Video: Fire ants' superpowers could inspire self-healing bridges

Video: Fire ants' superpowers could inspire self-healing bridges
Fire ants' superpowers could inspire self-healing bridges (Georgia Tech)

Ants may seem tiny and weak when they're alone, but together they can form a sort of "super-organism" -- one with superpowers. Researchers at the Georgia Institute of Technology have found that a jumbled crowd of fire ants acts like both an elastic solid and a viscous liquid -- a rare and remarkable property that holds the secrets of self-healing materials.

The discovery could one day help scientists design self-repairing bridges and self-assembling modular robots, said co-author David Hu, a mechanical engineer at Georgia Tech, at the American Physical Society's fluid dynamics conference in Pittsburgh.


Fire ants have a vicious, stinging bite and a ferocious instinct for survival that has turned them into a notorious invasive species in North America.

"They live in these places that are flooded, and they have to build things that are resilient to forces because they live in a very abusive environment," Hu said. "And we want to understand what the properties of this material [are] that allows them to respond to these environments."

Originally from Brazil, the ants survive flash floods by linking together to form a living life raft that can travel great distances over months at a time before settling down. They can build bridges out of their own bodies, making them both "the bricks and the construction workers," Hu said.

"It's kind of between material science and modular robotics," Hu said. "You study one ant, it's basically a robot. But then you combine them all together; it's not just a swarm, it's also a building material."

While studying these ant bridges, the scientists noticed something strange. Instead of falling apart like a normal bridge, the ant structures would actually get stronger, by shrinking and growing very stiff.

They also noticed that this ant "material" had both solid and fluid properties: A ball of ants could also bounce back to its original shape if compressed, like an elastic solid. And yet, when the scientists tossed a stick into a clump of ants, they seemed to flow around it like a liquid.

To find out how these critters seemed to switch phases on command, the scientists subjected live ant clumps to a rheometer, which is so sensitive that it can pick up the force from a single insect. In this device, scientists put whatever material they're studying in between two round metal plates, like the cream in an Oreo cookie. And then, as one does with Oreos, they twist the plates and see how the 'cream' reacts.

Cream is solid, because it fractures and breaks (as you can see any time you halve an Oreo by twisting it). If the stuff in the middle were honey, which is fluid, the metal plates would keep twisting and twisting.

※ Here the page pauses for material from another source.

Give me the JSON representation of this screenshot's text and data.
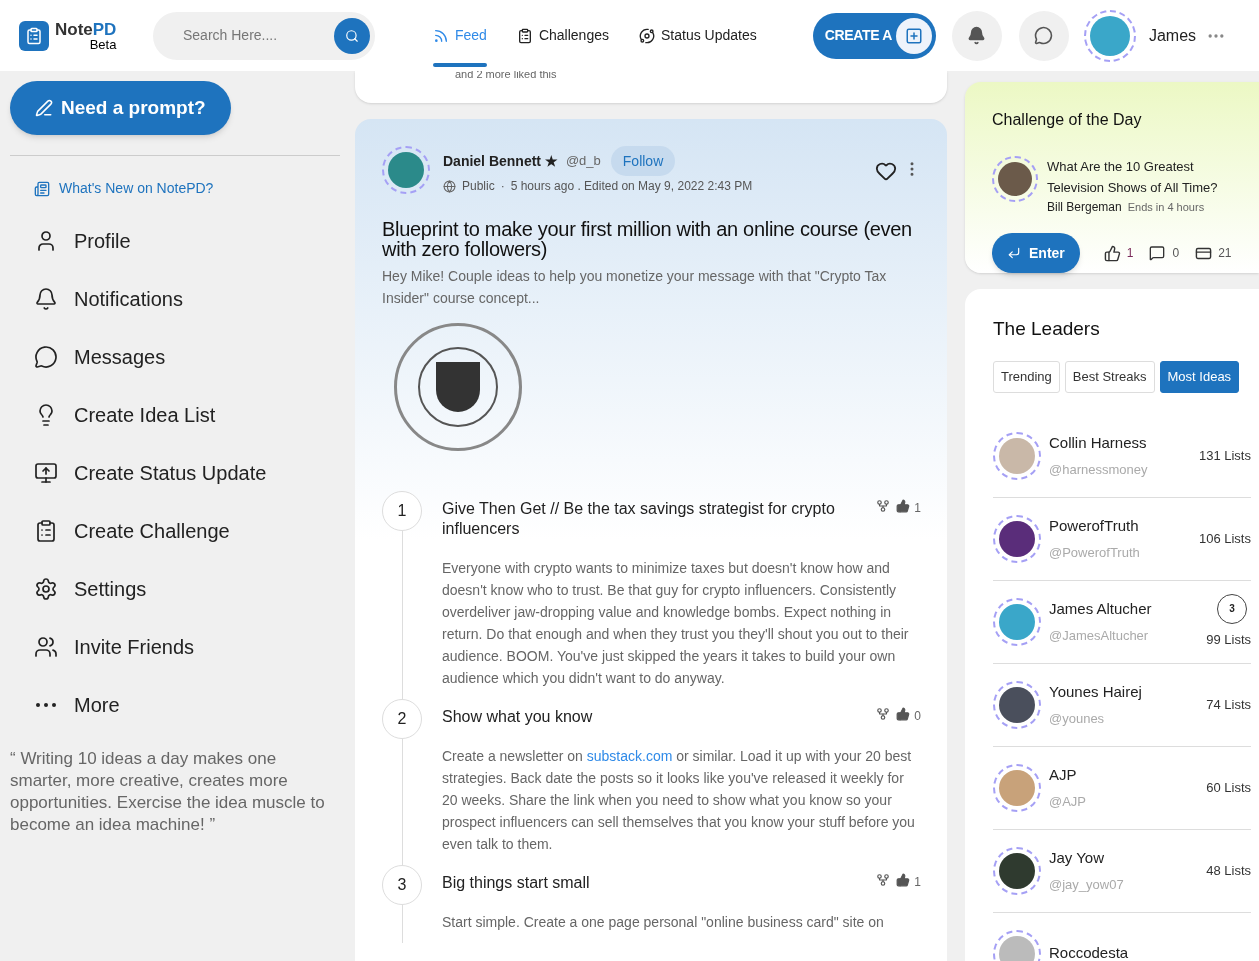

Now, as shown in the bridge and the ball examples, ants can act pretty solid as a group. But in between the rheometer's plates, they acted more like honey would. In fact, the scientists found that the ants, en masse, can act like both a solid and a fluid to equal degrees, putting them in a rare class of material. (Dead ants, when subjected to the rheometer, acted like a plain old solid.)

The scientists think the ants' secret morphing power lies in how they join together, using jaws and arms and legs to link together, sort of like the molecules in a material. But unlike non-living materials, these ants are constantly moving, forming, breaking and re-forming these connections.

This ability allows the ants to store energy and dissipate it, depending on the situation. The findings could be useful in developing self-healing materials for bridges or buildings -- or for designing modular robots that can build new shapes without fitting together perfectly.

"The way nature does things is very different from the way we do," Hu said. "We build things out of usually solid blocky square structures that have to be rebuilt every time they're broken. And biology is totally opposite. They're usually squishy, usually round, and usually they self-heal."

For now, Hu says they want to understand each ant's individual role in creating this remarkable super-material, and then see how it applies to the structures they build.

"We'll basically consider it a victory when we know what one ant has to do to make these bridges not fall," Hu said. "Right now, we just showed that they're doing interesting things."